Thursday, March 28, 2013

Let's Talk about Linked Clones

Hi All,

Today I thought I'd address a topic I've had many questions about in the past.  The mystery behind VMware View's Linked Clones.  The technology is based upon their snapshot technology and is quite ingenious!  It is very storage efficient, creates clones fast and is easy to manage.  Unfortunately we started to see problems in the field when a large number of Linked Clones were deployed.  The controller would be getting slammed and as a result the customer's desktops would suffer.

The first I heard of the problem I was new to VDI and was told Linked Clones are misaligned, so I created a bunch, logged into a Windows 7 clone and ran an "msinfo32".  Nope, divisible by 4096, not misaligned!  I was told it's not the master image that's misaligned, but the "delta" disk.  What's a "delta" disk?!  The delta disk is where all of the changes a user makes to their desktop get stored.  Since the master image is read-only, writes get written to the delta disk.  Now this is the part that didn't make sense to me.  The delta disk is NOT misaligned, what happens is it can write data as small as 512 bytes.  Now this wouldn't be a problem if every write Windows did was 512 bytes, but it's not.  You get a mix of 512, 4K, 16K, 32K, etc.
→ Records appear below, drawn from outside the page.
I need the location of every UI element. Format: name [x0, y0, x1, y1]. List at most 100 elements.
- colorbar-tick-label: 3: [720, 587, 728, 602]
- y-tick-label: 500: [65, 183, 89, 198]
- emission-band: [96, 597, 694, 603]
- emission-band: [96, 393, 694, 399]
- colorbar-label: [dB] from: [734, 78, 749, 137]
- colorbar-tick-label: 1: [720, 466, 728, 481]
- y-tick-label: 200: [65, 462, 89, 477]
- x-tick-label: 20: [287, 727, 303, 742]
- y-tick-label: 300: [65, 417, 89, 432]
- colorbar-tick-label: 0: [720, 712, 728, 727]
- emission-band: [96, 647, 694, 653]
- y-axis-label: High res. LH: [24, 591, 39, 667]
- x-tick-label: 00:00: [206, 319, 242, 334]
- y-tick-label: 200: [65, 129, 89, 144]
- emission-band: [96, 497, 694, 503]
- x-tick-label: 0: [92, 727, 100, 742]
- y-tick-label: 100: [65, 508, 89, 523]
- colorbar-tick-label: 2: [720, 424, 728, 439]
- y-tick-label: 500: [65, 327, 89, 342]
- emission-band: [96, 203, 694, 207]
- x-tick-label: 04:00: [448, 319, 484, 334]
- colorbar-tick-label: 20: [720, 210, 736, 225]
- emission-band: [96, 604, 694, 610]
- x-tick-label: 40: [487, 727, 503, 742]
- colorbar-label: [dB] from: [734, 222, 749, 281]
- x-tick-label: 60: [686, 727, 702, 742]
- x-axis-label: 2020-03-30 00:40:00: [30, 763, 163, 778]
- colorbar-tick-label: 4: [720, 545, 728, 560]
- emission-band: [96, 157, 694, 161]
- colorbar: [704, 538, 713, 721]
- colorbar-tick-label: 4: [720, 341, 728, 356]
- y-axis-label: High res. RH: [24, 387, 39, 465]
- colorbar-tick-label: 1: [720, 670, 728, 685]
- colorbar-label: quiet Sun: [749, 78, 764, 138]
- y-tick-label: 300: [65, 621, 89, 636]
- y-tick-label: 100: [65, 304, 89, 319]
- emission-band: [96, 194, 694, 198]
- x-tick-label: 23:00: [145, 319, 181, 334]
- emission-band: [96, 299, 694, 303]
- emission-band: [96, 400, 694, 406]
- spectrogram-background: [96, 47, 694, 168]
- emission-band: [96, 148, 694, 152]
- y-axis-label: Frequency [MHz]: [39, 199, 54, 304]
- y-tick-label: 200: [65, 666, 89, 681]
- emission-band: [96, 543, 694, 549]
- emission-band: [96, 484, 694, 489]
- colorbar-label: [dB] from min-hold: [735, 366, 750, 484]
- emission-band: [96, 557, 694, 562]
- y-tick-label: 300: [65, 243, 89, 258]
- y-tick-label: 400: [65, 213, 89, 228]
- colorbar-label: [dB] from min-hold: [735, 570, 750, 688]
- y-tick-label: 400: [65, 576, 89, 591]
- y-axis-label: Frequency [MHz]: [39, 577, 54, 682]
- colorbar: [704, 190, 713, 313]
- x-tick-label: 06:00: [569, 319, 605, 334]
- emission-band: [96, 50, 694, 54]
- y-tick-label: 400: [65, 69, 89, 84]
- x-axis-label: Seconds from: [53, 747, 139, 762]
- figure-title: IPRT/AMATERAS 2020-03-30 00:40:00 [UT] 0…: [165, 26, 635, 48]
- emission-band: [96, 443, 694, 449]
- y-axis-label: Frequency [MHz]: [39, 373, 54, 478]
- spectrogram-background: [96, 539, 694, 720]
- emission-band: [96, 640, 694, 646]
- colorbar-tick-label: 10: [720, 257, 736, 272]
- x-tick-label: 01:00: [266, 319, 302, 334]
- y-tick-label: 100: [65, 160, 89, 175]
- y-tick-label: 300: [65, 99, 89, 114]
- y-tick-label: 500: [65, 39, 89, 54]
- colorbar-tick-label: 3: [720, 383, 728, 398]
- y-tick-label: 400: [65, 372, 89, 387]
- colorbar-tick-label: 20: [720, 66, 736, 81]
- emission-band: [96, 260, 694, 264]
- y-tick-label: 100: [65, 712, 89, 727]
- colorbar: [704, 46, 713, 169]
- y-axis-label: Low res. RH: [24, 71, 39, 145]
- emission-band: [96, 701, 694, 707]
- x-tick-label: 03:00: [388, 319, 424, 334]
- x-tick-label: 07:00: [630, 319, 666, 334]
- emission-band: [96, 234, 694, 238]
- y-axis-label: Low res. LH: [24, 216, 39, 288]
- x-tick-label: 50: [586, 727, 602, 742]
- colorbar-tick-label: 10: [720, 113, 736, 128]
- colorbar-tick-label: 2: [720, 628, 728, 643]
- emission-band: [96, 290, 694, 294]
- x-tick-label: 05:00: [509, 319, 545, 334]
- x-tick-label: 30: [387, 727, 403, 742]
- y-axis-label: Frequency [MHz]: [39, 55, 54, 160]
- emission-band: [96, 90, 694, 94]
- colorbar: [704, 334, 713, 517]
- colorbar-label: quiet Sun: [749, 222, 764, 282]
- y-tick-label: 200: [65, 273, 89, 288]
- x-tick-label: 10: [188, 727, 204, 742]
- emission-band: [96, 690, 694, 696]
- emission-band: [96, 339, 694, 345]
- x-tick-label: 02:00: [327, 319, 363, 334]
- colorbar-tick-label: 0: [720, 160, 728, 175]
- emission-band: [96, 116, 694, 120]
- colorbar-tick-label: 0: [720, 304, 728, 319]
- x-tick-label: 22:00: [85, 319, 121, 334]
Data ONTAP WAFL blocks have 4K boundaries and if Windows wrote everything in 512 bytes, everything would be cool!(8 512 bytes make up 1 4K).  Here in lies the problem.  Say I'm writing to the disk, I write 512 bytes of data, that data is aligned, no problem!  Okay, but the next chunk of data I write is 4K.  Ugh oh!  It won't fit because I only have 3584 bytes left, so I need to carry over the last 512 bytes from the 4K write to another 4K block which requires additional I/O.  Now I go and read that 4K of data and instead of being able to read just one block, I now have to read from two because the data was split over two NetApp 4K blocks.  You got it, more I/O!  Take a look at the picture, it should help.











What I've drawn is 512 bytes of data being written. Next 4K of data and you can see that last 512 bytes gets written to a brand new NetApp block.  And last I write 1K of data.  If I access that 512 bytes of data or that 1K of data, no problem.  The problem is larger chunks of data that can get truncated and placed onto multiple blocks which will increase I/O when it's written AND when it's read.  Is this behavior unique to NetApp?  Nope, it will effect any storage vendor that doesn't use 512 bytes as their block size.

So what can be done about this?  In vSphere 5.1 , VMware introduced a new filesystem format called SESparse.  VMware View 5.2 is the first VMware product that uses the new SESparse disk type.  SESparse has a couple of functions, it can clean up unused space in clones, but what really excites me is the smallest chunk of data it can write to disk is 4K enabling the delta disk to stay block aligned!










Here I have another 512 byte chunk of data being written to disk, and than it jumps to the next 4K boundary and is ready to write the next chunk of data, which I've drawn as 4K.  This does use a little more space, but this will help immensely if you're having performance issues due to the partial reads and writes.  If you're okay with traditional Linked Clones, you don't need to use SESparse, you can stick with VMFSSparse.  There are also some caveats to look out for, so check the VMware site for best practices.

I hope this helped clear up some of the confusion around Linked Clones and why I'm excited about the new version of View!